The electronic signature in trade relations
The increasing importance of digital communication means that an electronic signature (“e-signature”) is being used more and more frequently in commercial relations. At European and Belgian level, the legislator has established some types of e-signatures and the legal consequences associated with them. This article briefly explains the different types and some points of interest.
3 types of e-signatures
European legislation provides for three types of e-signatures, according to their level of reliability.
- The ordinary e-signature: data in electronic form which are attached to or logically associated with other data in electronic form and which are used by the signatory to sign; e.g. a website password, a PIN code, a scanned signature, an e-mail signature, etc.
- The advanced e-signature: (1) a mechanism that links the signature uniquely to the signatory, (2) on the basis of which the signatory can be identified, (3) with a high level of confidence and which the signatory uses under his sole control and (4) that allows to detect any subsequent change in the signed data afterwards; e.g. fingerprints or iris scans, SMS authentication, e-mail authentication, the ordinary signature via Adobe Sign (if the user does not have a qualified certificate himself), etc.
- The qualified e-signature: has the characteristics of an advanced e-signature, but in addition must be issued by a qualified trust service provider; e.g. the e-ID card with card reader, the “Itsme” app, the commercial providers on the ”Trusted List“ of one of the Member States of the European Internal Market.

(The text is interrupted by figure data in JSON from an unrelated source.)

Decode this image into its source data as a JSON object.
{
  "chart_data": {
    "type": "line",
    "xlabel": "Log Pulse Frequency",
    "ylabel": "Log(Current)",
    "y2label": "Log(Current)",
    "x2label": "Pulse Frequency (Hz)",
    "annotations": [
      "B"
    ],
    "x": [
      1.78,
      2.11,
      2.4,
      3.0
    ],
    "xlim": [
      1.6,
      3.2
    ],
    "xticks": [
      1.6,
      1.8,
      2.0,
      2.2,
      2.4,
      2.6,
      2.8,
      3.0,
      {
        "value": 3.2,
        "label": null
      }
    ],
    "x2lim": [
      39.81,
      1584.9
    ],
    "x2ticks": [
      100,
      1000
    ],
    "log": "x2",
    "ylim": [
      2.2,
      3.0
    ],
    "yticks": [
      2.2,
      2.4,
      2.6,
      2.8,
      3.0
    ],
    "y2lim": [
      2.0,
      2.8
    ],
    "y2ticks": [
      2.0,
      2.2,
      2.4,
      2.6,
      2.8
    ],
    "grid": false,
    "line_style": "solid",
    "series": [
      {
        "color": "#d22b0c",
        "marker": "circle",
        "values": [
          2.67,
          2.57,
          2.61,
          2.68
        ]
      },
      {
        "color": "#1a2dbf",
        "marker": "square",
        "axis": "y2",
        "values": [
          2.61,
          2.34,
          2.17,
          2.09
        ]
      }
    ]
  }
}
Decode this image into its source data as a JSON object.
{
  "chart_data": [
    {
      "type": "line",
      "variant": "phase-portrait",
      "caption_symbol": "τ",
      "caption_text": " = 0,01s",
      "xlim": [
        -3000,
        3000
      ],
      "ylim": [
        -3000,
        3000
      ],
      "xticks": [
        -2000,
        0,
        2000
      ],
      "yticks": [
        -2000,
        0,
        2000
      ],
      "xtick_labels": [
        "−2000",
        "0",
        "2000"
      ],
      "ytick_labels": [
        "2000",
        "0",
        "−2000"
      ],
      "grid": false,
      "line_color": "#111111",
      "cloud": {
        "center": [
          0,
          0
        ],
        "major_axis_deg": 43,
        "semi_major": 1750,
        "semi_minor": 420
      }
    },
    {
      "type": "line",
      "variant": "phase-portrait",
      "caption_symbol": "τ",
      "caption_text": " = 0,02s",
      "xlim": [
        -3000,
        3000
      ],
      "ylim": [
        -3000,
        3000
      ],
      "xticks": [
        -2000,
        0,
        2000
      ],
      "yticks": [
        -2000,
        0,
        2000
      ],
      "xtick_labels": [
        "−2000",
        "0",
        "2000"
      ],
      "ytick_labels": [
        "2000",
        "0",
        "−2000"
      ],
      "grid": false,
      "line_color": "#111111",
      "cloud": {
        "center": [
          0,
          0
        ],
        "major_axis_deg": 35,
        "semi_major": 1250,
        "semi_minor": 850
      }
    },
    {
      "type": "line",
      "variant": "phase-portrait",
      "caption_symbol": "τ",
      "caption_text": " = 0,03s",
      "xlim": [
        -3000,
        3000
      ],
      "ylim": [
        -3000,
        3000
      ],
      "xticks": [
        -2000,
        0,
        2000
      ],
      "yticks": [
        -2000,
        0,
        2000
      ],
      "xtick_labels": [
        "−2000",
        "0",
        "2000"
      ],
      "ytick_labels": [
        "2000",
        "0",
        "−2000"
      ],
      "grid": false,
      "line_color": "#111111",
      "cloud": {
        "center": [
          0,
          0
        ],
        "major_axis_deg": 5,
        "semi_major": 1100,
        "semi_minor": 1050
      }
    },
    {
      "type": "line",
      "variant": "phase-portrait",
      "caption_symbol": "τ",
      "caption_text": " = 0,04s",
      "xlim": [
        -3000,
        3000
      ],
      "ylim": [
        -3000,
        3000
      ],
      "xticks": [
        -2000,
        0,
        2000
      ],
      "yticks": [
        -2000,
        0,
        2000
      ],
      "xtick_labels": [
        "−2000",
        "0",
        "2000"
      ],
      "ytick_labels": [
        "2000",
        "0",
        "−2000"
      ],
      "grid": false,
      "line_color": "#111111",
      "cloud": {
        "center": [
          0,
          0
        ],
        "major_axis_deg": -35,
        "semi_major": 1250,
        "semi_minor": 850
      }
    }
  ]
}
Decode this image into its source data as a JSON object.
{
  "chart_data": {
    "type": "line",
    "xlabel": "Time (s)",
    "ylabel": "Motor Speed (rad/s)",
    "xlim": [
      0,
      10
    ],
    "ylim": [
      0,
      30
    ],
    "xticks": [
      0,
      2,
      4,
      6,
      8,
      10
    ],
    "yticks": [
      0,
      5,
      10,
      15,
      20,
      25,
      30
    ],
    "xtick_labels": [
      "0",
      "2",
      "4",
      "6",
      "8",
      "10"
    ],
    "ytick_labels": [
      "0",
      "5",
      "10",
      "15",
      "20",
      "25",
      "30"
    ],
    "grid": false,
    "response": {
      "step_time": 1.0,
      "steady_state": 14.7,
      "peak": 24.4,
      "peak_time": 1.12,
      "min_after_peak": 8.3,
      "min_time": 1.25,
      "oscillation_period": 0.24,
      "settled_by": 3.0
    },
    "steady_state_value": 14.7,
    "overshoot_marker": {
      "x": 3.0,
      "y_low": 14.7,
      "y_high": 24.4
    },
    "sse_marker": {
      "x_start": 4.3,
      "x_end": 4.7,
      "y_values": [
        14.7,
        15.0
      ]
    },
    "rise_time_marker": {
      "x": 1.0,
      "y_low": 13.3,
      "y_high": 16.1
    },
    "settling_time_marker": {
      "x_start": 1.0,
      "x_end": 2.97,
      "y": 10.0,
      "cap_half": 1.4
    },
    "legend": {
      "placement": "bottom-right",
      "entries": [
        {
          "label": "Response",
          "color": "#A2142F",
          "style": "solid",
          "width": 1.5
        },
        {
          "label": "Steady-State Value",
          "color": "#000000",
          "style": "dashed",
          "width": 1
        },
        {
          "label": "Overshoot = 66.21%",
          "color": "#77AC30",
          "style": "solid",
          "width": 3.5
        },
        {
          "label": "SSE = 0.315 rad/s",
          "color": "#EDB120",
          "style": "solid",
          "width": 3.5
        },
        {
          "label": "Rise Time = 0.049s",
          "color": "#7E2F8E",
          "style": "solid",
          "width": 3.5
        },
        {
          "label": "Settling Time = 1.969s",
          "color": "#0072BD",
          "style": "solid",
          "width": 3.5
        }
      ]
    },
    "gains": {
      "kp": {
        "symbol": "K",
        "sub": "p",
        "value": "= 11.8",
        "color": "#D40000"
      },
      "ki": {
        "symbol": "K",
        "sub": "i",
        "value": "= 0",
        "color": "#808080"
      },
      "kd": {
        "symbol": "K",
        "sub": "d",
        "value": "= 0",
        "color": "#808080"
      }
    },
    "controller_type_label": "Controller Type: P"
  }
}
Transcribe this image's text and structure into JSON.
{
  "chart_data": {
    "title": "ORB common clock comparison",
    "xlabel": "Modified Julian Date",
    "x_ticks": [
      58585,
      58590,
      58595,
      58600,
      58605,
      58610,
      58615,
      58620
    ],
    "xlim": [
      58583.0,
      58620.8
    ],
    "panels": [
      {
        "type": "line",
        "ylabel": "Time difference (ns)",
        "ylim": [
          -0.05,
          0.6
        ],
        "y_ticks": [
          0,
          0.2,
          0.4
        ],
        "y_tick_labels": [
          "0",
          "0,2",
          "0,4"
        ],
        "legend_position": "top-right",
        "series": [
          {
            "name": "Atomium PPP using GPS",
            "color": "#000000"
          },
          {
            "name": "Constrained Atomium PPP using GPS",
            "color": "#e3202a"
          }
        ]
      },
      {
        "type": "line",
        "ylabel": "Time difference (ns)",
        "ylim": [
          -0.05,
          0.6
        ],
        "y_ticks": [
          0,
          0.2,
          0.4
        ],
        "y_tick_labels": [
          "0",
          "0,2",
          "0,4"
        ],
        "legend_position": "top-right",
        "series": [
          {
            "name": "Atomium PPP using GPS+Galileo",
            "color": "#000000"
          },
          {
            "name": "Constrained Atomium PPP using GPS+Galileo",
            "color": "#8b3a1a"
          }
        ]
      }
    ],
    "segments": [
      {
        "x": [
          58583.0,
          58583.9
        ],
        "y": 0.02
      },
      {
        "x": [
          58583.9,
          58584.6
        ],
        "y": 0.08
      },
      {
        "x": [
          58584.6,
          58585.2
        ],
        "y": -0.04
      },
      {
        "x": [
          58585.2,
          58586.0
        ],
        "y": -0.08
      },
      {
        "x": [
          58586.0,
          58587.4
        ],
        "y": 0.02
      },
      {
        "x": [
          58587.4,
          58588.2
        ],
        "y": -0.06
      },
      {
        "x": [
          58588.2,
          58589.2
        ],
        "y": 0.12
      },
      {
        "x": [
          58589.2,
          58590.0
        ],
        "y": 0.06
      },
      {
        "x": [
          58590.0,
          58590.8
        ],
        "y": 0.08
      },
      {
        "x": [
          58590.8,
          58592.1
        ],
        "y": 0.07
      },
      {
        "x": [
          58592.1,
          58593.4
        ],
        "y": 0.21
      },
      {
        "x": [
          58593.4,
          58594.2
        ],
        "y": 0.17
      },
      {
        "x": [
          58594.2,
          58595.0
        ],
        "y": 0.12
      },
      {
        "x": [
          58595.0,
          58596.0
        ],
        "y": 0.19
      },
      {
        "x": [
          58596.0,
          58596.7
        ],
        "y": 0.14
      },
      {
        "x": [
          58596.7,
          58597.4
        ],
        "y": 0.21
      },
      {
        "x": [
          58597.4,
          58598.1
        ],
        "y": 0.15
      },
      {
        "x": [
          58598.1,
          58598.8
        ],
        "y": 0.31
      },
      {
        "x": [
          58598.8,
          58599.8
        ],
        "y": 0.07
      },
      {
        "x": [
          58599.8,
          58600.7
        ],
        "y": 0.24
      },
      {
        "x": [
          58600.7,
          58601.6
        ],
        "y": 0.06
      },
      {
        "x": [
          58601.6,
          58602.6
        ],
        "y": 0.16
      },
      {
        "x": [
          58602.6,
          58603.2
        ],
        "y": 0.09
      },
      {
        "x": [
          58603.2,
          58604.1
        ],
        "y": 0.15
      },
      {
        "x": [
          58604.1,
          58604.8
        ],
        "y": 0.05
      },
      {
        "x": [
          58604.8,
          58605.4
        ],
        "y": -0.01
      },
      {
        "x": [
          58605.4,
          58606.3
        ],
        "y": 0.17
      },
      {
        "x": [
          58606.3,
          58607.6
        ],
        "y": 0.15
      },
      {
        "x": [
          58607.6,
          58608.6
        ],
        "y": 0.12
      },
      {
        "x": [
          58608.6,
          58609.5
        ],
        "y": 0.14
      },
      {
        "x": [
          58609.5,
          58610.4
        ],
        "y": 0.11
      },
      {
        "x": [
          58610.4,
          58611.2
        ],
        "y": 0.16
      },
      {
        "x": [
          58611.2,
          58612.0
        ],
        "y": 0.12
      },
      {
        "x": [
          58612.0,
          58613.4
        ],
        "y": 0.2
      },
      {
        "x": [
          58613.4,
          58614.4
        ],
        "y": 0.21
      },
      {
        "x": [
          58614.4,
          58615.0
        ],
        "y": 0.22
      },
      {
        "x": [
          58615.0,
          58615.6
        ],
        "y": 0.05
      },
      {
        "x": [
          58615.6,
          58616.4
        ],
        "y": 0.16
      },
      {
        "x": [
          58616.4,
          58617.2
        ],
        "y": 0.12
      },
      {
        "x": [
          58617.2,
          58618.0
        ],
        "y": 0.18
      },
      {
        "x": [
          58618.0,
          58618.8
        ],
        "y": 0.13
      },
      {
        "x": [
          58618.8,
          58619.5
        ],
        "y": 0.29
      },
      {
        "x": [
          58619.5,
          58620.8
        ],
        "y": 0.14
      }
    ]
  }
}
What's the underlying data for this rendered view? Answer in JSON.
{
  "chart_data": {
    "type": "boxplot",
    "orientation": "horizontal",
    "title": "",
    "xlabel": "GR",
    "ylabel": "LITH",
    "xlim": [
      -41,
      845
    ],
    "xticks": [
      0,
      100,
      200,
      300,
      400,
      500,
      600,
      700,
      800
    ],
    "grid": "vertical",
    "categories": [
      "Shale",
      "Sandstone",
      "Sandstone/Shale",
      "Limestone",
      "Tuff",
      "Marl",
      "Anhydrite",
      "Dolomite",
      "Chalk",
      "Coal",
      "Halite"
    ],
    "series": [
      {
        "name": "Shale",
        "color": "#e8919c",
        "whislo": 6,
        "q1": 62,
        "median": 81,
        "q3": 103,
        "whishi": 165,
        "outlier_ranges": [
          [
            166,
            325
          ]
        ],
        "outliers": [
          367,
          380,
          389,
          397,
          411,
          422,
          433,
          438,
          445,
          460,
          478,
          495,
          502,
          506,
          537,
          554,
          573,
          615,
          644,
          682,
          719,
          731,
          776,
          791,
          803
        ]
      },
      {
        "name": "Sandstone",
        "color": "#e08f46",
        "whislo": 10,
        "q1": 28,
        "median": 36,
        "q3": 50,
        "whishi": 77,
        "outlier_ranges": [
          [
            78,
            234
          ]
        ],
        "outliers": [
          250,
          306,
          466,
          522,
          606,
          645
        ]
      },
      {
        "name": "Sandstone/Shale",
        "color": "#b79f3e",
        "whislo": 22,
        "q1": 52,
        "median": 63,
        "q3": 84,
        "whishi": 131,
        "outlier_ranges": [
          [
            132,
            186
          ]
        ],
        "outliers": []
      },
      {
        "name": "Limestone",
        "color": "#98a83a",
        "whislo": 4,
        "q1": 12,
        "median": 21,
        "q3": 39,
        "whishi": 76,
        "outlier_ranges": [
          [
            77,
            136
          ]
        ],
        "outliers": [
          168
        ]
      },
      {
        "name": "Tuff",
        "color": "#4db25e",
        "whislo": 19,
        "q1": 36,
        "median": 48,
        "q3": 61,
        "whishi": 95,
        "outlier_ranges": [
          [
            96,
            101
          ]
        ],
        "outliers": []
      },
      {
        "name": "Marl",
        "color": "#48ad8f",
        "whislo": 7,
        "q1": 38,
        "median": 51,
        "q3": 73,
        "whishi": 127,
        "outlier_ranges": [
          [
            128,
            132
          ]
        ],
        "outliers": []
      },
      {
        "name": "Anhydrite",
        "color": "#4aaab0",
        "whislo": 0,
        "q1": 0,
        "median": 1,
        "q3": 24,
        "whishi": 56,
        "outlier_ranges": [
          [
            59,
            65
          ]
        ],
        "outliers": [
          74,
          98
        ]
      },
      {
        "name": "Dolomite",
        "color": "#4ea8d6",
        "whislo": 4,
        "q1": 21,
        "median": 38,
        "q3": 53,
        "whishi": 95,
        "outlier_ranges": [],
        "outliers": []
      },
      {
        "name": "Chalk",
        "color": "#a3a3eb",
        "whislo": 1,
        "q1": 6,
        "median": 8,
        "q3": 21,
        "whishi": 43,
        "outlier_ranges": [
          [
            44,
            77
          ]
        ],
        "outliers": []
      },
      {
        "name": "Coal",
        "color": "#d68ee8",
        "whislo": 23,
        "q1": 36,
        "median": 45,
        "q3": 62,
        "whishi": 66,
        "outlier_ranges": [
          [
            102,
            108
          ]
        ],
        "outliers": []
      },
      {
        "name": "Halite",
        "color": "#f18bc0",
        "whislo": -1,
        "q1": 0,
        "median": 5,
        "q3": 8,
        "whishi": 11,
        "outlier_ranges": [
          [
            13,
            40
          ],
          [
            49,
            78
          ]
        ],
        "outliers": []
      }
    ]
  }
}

Legal consequences of an e-signature
All forms of e-signatures described above are in principle legally valid, but there is a difference in their security level, i.a. regarding the identity of the signatory and the authenticity and integrity of the data. As a result, there is also a difference in their legal consequences. Depending on the importance of the documents to be signed, this requires some attention.
For example, the burden of proof concerning the validity of the ordinary and advanced e-signature will rest on the signatory, whereas a presumption of conformity applies to the qualified e-signature, just like the handwritten signature.
The overview below shows the main differences schematically:
|Verification of authenticity of signature and of data integrity||no||yes||yes|
|Admissibility as evidence in judicial proceedings (non-discrimination principle)||yes||yes||yes|
|Assimilation to a handwritten signature (assimilation principle)||no||no||yes|
|Automatic recognition in other Member States of the European Union||no||no||yes|
Using an e-signature generally has the advantage of being efficient and fast, but at the same time, some vigilance is generally recommended when communicating digitally. For instance, one should be aware that digitally exchanging messages is not always without obligation. The idea that one would only be bound once things are put on paper with a handwritten signature, is outdated. Indeed, the conditions of an ordinary e-signature are easily met, so that one may have signed something without fully realising it. Putting one’s name under an e-mail, for example, can already suffice in certain cases. After all, between (and against) companies, the system of free admissibility of evidence applies.
It is therefore advisable to handle digital messages with some caution. E.g., if one negotiates a contract by e-mail, one can clearly indicate on which points one definitely wants an agreement before there can be a deal, or one can indicate that one only wants to be bound once a formal contract has been drawn up.